Now that you’ve laid down some code, you might want to take a fresh look at your data structure. It looks pretty complex and perhaps a bit organic (design-as-you-go). Computers work much better with a consistent structure. And programmers trying to maintain and extend a program–which includes you–also prefer good structure. Consider these definitions:

  • complex: a collection (system) of simple elements with simple relationships between them.
  • complicated: a “system” of arbitrary elements with arbitrary relationships between them.

Complex is okay, and you get there by thinking ‘simple’.

My suggestion is to design the data structure you plan to use before you try to program it. You might find, for example, that a master list containing separate dictionaries for {rooms} and {actions} (with each dictionary entry being a list of rooms, actions, etc.) is better than a single large dictionary.

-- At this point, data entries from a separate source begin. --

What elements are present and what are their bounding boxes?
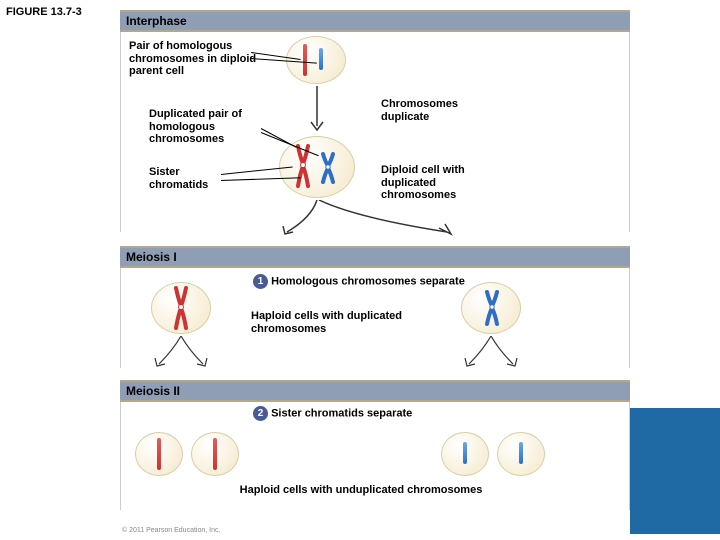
accent-block <box>630 408 720 534</box>
final-chrom-2 <box>213 438 217 470</box>
arrow-interphase <box>309 86 325 134</box>
meiosis1-header: Meiosis I <box>120 246 630 268</box>
copyright: © 2011 Pearson Education, Inc. <box>122 527 220 534</box>
label-diploid-dup: Diploid cell with duplicated chromosomes <box>381 164 501 202</box>
dup-red <box>293 144 313 188</box>
final-chrom-4 <box>519 442 523 464</box>
label-chrom-dup: Chromosomes duplicate <box>381 98 491 123</box>
chromatid-blue <box>319 48 323 70</box>
meiosis2-header: Meiosis II <box>120 380 630 402</box>
interphase-header: Interphase <box>120 10 630 32</box>
parent-cell <box>286 36 346 84</box>
step1-text: Homologous chromosomes separate <box>271 275 465 287</box>
label-haploid-dup: Haploid cells with duplicated chromosome… <box>251 310 431 335</box>
arrow-m1-right <box>461 336 521 372</box>
dup-blue <box>319 152 337 184</box>
haploid-blue-chrom <box>483 290 501 326</box>
meiosis2-stage: Meiosis II 2 Sister chromatids separate … <box>120 380 630 510</box>
arrow-split-right <box>317 200 457 240</box>
step1-label: 1 Homologous chromosomes separate <box>253 274 465 289</box>
badge-2: 2 <box>253 406 268 421</box>
label-haploid-undup: Haploid cells with unduplicated chromoso… <box>211 484 511 497</box>
interphase-stage: Interphase Pair of homologous chromosome… <box>120 10 630 232</box>
badge-1: 1 <box>253 274 268 289</box>
parent-chrom-red <box>303 44 307 76</box>
step2-text: Sister chromatids separate <box>271 407 412 419</box>
meiosis1-body: 1 Homologous chromosomes separate Haploi… <box>120 268 630 368</box>
meiosis1-stage: Meiosis I 1 Homologous chromosomes separ… <box>120 246 630 368</box>
label-pair-homologous: Pair of homologous chromosomes in diploi… <box>129 40 259 78</box>
chromatid-red <box>303 44 307 76</box>
interphase-body: Pair of homologous chromosomes in diploi… <box>120 32 630 232</box>
final-chrom-1 <box>157 438 161 470</box>
final-chrom-3 <box>463 442 467 464</box>
figure-number: FIGURE 13.7-3 <box>6 6 82 18</box>
haploid-red-chrom <box>171 286 191 330</box>
label-dup-pair: Duplicated pair of homologous chromosome… <box>149 108 269 146</box>
arrow-m1-left <box>151 336 211 372</box>
parent-chrom-blue <box>319 48 323 70</box>
step2-label: 2 Sister chromatids separate <box>253 406 412 421</box>
meiosis2-body: 2 Sister chromatids separate Haploid cel… <box>120 402 630 510</box>
label-sister: Sister chromatids <box>149 166 239 191</box>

Of course, if this project is to learn about how to design and program dictionaries, then continue programming. Just know that it’s very common to realize after you’ve programmed something how to optimize the program, because finishing the first version gave you a deep understanding of the system you’re creating.

A well-designed data structure can be enlarged for a very long time. For this reason, a best practice is to design the data structures that will give you the behavior you want and be as simple as possible to program.

The principle is: Design comes before build. If this is an exercise to learn Python, then that’s a great thing. The more interest you have in completing a project, the more you’ll get out of the project and the more fun it will be.

Consider this data structure:
[EDITED to correct the nested Room lists and replace the poor choice of map, which is a Python function (now ‘BOARD’)]

  1. BOARD[]
    This might need to be a grid list[] with Y rows of map locations and X rooms per row, each containing `Room[]` (see item 'B' below)
  2. Room[]
    1. roomName' (string)
    2. exits[] (N, E, S, W)
    3. Contents/Objects
    4. Puzzles
    5. etc. ...
  3. ACTIONS[]
    1. move
    2. open
    3. take
    4. drop
    5. etc. ...

See this post for how to create a grid of lists. Once you have a grid, you can reference the coordinates of the grid with BOARD[Y][X]. (Note the reversed coordinates. The grid origin is at top left and goes DOWN then RIGHT. The origin is map[0][0].